Hand in hand I have leapt over small rivers and climbed hillocks with the beautiful woman, the old and wise yet young and hungry mystical woman inside me, anima. I have called her Vasilisa and En'heduanna and Mary Magdalene... and I have called her Chhinnamasta and Queen Anu, and Christine de Pizan and Saint Hildegard, and Serey Sothea and Yanka Dyagileva, Mira Bai, and Edith and Semiramis and Tomyris... they have all gazed with me from the crenelated terrace out over the steppes! And we have walked out there, down there, in the unexplored and dangerous sub-terrains of fiery human passion…

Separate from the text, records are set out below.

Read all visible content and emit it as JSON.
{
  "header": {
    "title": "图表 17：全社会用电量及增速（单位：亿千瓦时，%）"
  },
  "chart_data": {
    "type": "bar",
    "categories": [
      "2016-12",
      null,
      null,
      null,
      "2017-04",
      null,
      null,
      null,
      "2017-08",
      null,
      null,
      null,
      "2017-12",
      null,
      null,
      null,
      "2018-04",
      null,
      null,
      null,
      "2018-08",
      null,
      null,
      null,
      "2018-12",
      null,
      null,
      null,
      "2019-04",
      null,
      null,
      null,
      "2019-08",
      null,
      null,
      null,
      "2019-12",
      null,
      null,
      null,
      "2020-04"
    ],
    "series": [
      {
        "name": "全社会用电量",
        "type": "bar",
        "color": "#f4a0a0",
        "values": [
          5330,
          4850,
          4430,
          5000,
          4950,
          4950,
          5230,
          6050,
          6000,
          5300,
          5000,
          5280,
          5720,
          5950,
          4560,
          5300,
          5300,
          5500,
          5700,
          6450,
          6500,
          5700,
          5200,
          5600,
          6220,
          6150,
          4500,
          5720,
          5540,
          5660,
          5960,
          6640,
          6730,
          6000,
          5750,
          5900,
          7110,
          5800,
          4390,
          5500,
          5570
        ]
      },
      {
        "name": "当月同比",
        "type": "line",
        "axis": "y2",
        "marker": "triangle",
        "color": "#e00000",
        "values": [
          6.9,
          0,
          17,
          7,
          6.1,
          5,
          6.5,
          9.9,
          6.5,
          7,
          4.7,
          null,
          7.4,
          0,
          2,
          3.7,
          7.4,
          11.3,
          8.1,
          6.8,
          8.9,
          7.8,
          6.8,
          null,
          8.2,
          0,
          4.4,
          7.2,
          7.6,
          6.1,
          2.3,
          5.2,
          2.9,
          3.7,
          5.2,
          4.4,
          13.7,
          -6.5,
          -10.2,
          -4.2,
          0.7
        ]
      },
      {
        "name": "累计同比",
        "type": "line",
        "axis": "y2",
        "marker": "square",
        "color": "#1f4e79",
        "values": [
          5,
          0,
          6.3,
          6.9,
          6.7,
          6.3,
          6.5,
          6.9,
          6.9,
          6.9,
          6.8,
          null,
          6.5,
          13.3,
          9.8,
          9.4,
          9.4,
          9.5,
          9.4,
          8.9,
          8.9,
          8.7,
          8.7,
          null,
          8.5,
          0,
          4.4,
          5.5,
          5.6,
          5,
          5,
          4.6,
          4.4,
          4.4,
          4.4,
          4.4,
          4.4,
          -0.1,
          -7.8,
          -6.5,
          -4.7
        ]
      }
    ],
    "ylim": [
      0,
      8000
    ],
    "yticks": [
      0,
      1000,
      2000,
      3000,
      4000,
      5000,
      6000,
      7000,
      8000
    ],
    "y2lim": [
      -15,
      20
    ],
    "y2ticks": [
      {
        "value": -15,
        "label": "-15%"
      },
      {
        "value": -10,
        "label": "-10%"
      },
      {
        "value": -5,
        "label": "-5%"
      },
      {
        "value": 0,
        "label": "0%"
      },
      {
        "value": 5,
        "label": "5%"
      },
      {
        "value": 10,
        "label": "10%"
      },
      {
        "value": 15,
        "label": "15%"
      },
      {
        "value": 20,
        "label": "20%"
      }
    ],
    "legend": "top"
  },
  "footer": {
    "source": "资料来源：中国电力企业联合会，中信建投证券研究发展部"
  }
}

Did not Lalleshwari, ferocious Lal Ded, the wolfess in the shroud of a woman, tear the modest rags off her body and give her away thoughtlessly to the burning woodlands, the nigrescent horizon, the terror of the unknown, having renounced the fixed marriage of her honor-obsessive family, having suffered under patriarchal suppression like a some hound, having warded off beatings and attacks of sexual desecration and attempts of such, since childhood? Did not En'heduanna, the high priestess cry and wail at the thought and sight of Lugalbanda destroying her temple at Ur? Or Edith, the southern spruce alone in a forest of the bittermost firs, how she fought off the imps of disease and scathing critique with the diamond shield and sword of poetry, stubbornly, passionately... as did Lakhsmibai with her imperialist invaders! And so shall I, with the power of the spirit of Queen Anu!